Face à la désertification médicale galopante, Marine Le Pen souhaite augmenter le numerus clausus des étudiants en médecine, afin notamment de limiter le recours aux médecins étrangers, mais également financer les téléconsultations au même titre que les consultations physiques. Toujours sur les déserts médicaux, elle souhaite instaurer un stage d’internat dans les zones en pénurie afin d’y encourager les installations… Dans le même temps, les praticiens proches de la retraite seront incités fiscalement à poursuivre leur activité.

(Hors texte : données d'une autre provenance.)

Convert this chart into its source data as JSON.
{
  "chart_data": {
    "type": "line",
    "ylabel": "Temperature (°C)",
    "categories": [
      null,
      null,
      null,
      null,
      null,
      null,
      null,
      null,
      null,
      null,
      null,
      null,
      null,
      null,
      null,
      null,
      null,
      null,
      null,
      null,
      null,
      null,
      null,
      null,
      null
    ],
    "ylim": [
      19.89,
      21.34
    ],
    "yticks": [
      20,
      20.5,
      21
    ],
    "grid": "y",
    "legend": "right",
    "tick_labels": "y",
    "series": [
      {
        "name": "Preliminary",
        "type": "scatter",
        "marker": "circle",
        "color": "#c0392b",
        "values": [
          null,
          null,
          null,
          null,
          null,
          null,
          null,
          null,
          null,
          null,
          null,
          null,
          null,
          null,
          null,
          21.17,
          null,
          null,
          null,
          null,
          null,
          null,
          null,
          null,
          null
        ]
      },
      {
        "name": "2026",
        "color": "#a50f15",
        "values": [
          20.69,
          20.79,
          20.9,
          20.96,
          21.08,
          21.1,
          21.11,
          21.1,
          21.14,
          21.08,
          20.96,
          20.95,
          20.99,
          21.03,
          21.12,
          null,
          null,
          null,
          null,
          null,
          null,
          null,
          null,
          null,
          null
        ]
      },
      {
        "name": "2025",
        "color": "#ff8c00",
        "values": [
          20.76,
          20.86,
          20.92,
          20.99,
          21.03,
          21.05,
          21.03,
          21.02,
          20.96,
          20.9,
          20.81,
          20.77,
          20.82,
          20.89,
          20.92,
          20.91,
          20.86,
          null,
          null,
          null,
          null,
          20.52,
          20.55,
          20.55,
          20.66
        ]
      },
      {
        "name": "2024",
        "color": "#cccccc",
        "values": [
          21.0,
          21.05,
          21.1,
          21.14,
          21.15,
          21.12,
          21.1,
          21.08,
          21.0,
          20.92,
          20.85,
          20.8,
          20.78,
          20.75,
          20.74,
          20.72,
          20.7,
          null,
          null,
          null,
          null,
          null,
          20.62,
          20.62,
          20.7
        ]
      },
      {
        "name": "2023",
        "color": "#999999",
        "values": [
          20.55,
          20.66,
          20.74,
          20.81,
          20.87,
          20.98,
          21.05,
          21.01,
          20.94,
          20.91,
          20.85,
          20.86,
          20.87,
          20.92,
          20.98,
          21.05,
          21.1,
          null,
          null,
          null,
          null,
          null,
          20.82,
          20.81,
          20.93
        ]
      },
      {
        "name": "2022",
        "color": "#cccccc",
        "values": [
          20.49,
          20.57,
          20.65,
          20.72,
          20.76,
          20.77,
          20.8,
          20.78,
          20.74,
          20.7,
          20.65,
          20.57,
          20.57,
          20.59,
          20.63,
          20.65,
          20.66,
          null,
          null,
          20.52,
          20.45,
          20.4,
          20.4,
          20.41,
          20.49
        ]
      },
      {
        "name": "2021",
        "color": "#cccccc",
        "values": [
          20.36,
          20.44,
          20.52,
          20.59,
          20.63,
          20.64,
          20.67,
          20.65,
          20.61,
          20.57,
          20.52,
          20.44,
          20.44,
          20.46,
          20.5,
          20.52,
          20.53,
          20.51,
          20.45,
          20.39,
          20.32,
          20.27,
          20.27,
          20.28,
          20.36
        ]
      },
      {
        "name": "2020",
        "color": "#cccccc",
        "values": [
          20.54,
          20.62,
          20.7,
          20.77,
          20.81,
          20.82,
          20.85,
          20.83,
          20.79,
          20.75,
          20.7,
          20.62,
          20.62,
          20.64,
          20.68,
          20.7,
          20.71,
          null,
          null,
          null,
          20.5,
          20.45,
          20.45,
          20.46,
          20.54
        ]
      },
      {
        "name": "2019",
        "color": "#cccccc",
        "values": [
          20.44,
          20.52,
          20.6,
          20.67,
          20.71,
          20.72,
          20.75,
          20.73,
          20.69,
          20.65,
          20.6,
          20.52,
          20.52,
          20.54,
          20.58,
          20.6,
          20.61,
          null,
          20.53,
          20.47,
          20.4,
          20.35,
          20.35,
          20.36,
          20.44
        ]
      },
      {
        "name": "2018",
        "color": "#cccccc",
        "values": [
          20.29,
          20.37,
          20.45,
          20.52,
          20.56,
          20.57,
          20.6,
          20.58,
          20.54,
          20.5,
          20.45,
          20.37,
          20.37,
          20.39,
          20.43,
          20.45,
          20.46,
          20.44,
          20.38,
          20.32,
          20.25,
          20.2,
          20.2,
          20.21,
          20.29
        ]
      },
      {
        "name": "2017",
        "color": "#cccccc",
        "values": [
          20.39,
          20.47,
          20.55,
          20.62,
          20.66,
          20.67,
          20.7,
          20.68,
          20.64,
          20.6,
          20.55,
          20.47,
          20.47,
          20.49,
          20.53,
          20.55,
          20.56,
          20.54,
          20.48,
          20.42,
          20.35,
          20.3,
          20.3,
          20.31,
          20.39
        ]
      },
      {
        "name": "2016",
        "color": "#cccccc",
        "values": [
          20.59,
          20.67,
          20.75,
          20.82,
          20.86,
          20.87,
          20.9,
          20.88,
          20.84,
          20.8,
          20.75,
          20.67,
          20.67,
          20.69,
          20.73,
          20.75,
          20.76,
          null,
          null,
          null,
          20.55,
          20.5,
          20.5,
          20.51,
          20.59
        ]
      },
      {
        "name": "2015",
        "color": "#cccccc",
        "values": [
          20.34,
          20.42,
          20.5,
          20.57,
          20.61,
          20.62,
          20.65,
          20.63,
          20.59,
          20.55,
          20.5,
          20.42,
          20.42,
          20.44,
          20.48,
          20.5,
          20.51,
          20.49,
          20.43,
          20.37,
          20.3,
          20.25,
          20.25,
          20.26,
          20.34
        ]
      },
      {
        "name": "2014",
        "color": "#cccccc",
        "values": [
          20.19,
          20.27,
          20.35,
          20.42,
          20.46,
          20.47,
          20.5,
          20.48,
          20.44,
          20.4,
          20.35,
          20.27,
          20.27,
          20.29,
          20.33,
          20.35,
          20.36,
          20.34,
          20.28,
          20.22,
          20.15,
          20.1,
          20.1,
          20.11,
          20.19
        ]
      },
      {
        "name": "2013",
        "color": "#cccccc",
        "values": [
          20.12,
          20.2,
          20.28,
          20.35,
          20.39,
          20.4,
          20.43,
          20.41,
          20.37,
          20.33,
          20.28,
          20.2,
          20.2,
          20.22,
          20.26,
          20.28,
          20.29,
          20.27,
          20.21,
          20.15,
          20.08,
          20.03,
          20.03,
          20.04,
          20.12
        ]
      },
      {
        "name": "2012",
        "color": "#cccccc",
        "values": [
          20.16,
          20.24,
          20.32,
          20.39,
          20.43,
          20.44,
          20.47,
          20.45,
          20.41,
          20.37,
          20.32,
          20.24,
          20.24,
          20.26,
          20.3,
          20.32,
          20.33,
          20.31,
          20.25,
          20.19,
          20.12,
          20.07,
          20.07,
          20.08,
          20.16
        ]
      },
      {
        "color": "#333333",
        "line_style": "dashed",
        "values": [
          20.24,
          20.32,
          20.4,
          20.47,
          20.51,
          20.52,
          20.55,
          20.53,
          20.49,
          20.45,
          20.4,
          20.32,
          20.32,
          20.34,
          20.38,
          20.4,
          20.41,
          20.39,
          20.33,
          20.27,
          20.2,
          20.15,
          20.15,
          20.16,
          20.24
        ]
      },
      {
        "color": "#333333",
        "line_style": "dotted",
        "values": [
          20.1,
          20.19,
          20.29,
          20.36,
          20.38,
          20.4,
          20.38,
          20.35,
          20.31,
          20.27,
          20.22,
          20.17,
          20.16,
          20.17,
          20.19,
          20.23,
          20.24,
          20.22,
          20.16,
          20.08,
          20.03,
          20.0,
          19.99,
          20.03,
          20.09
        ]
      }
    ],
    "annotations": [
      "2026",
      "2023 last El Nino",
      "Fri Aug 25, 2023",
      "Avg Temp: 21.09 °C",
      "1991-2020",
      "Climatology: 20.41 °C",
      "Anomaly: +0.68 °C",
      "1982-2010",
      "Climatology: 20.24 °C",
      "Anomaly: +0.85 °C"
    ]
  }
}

Sur le dossier de la fonction publique, la candidate frontiste compte « dégeler et revaloriser » le point d’indice des fonctionnaires et « préserver le statut ». Elle promet aussi d’augmenter les effectifs hospitaliers, sans donner de chiffres tout en maintenant « au maximum les hôpitaux de proximité ». Marine Le Pen souhaite aussi « rationaliser » le fonctionnement des ARS et accélérer l’ouverture de maisons de santé. Dans un livret thématique intitulé « Garantissons la sécurité sociale pour tous les Français », la candidate propose un « grand plan de rénovation et de modernisation des établissements de santé » axé sur les systèmes d’information. Elle y annonce notamment la remise à plat des groupements hospitaliers de territoire (GHT) et de la tarification à l’activité (T2A).

Enfin, sur les questions éthiques et de société, elle veut faciliter l’accès à l’emploi des personnes en situation de handicap et renforcer la lutte contre les discriminations. Parmi ses autres mesures, figurent la mise en œuvre d’une « vraie politique nataliste réservée aux familles françaises », en rétablissant l’universalité des allocations familiales et en maintenant leur indexation sur le coût de la vie, mais également le maintien de l’interdiction de la GPA. Concernant la PMA, Marine Le Pen souhaite la réserver « comme réponse médicale aux problèmes de stérilité ».